A split-brain partition occurs if a subset has exactly half the cluster members. (The split-brain partition does not include the scenario of a two-node cluster with a quorum device.) During initial installation of Sun Cluster, you were prompted to choose your preferred type of recovery from a split-brain scenario. Your choices were ask and select. If you chose ask, then if a split-brain partition occurs, the system asks you for a decision about which nodes should stay up. If you chose select, the system automatically selects for you which cluster members should stay up.
If you chose an automatic selection policy to deal with split-brain situations, your options were Lowest Nodeid or Highest Nodeid. If you chose Lowest Nodeid, then the subset containing the node with the lowest ID value becomes the new cluster. If you chose Highest Nodeid, then the subset containing the node with the highest ID value becomes the new cluster. For more details, see the section on installation procedures in the Sun Cluster 2.2 Software Installation Guide.
In either case, you must manually abort the nodes in all other subsets.

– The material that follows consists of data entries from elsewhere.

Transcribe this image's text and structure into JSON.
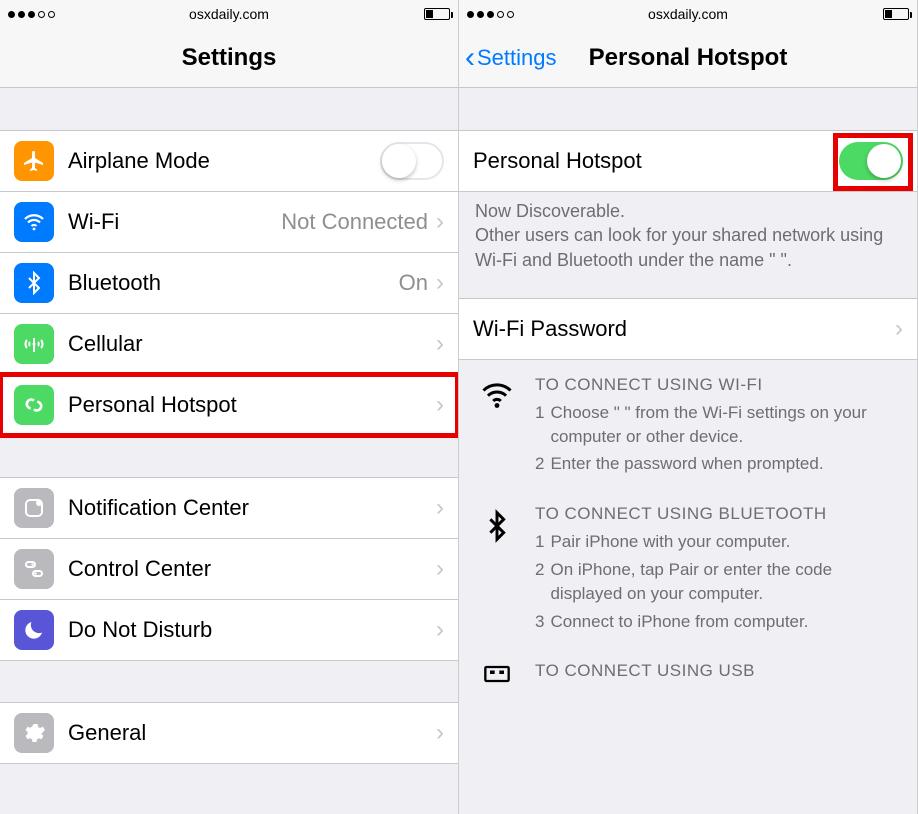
{
  "statusbar": {
    "site": "osxdaily.com"
  },
  "left": {
    "title": "Settings",
    "rows": [
      {
        "icon": "airplane-icon",
        "bg": "bg-orange",
        "label": "Airplane Mode",
        "value": "",
        "toggle": "off"
      },
      {
        "icon": "wifi-icon",
        "bg": "bg-blue",
        "label": "Wi-Fi",
        "value": "Not Connected",
        "disclosure": true
      },
      {
        "icon": "bluetooth-icon",
        "bg": "bg-blue",
        "label": "Bluetooth",
        "value": "On",
        "disclosure": true
      },
      {
        "icon": "cellular-icon",
        "bg": "bg-green",
        "label": "Cellular",
        "value": "",
        "disclosure": true
      },
      {
        "icon": "hotspot-icon",
        "bg": "bg-green",
        "label": "Personal Hotspot",
        "value": "",
        "disclosure": true,
        "highlight": true
      }
    ],
    "rows2": [
      {
        "icon": "notif-icon",
        "bg": "bg-gray",
        "label": "Notification Center",
        "value": "",
        "disclosure": true
      },
      {
        "icon": "control-icon",
        "bg": "bg-gray",
        "label": "Control Center",
        "value": "",
        "disclosure": true
      },
      {
        "icon": "moon-icon",
        "bg": "bg-purple",
        "label": "Do Not Disturb",
        "value": "",
        "disclosure": true
      }
    ],
    "rows3": [
      {
        "icon": "gear-icon",
        "bg": "bg-gray",
        "label": "General",
        "value": "",
        "disclosure": true
      }
    ]
  },
  "right": {
    "back": "Settings",
    "title": "Personal Hotspot",
    "toggleRow": {
      "label": "Personal Hotspot",
      "on": true,
      "highlight": true
    },
    "discoverable": {
      "line1": "Now Discoverable.",
      "line2": "Other users can look for your shared network using Wi-Fi and Bluetooth under the name \"                    \"."
    },
    "wifiPassword": "Wi-Fi Password",
    "instrWifi": {
      "title": "TO CONNECT USING WI-FI",
      "steps": [
        "Choose \"                        \" from the Wi-Fi settings on your computer or other device.",
        "Enter the password when prompted."
      ]
    },
    "instrBt": {
      "title": "TO CONNECT USING BLUETOOTH",
      "steps": [
        "Pair iPhone with your computer.",
        "On iPhone, tap Pair or enter the code displayed on your computer.",
        "Connect to iPhone from computer."
      ]
    },
    "instrUsb": {
      "title": "TO CONNECT USING USB"
    }
  }
}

If you did not choose an automatic selection policy or if the system prompts you for input at the time of the partition, then the system displays the following error message.

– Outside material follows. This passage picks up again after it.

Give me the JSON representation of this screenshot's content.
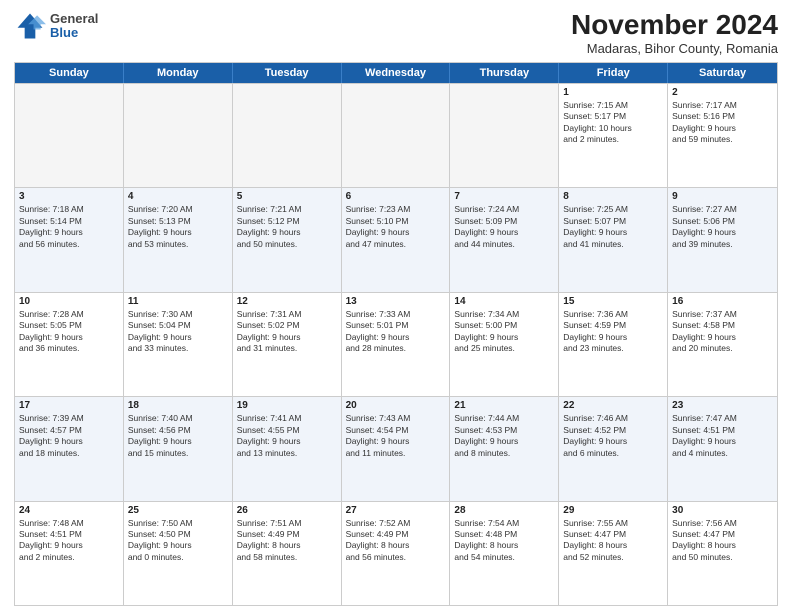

SUNWcluster.clustd.reconf.3010 "*** ISSUE ABORTPARTITION OR CONTINUEPARTITION *** Proposed cluster: xxx Unreachable nodes: yyy" |
Additionally, a message similar to the following is displayed on the console every ten seconds:
*** ISSUE ABORTPARTITION OR CONTINUEPARTITION *** If the unreachable nodes have formed a cluster, issue ABORTPARTITION. (scadmin abortpartition <localnode> <clustername>) You may allow the proposed cluster to form by issuing CONTINUEPARTITION. (scadmin continuepartition <localnode> <clustername>) Proposed cluster partition: 0 Unreachable nodes: 1 |
If you did not choose an automatic select process, use the procedure "4.6.2 How to Choose a New Cluster" to choose the new cluster.
To restart the cluster after a split-brain failure, you must wait for the stopped node to come up entirely (it might undergo automatic reconfiguration or reboot) before you bring it back into the cluster using the scadmin startnode command.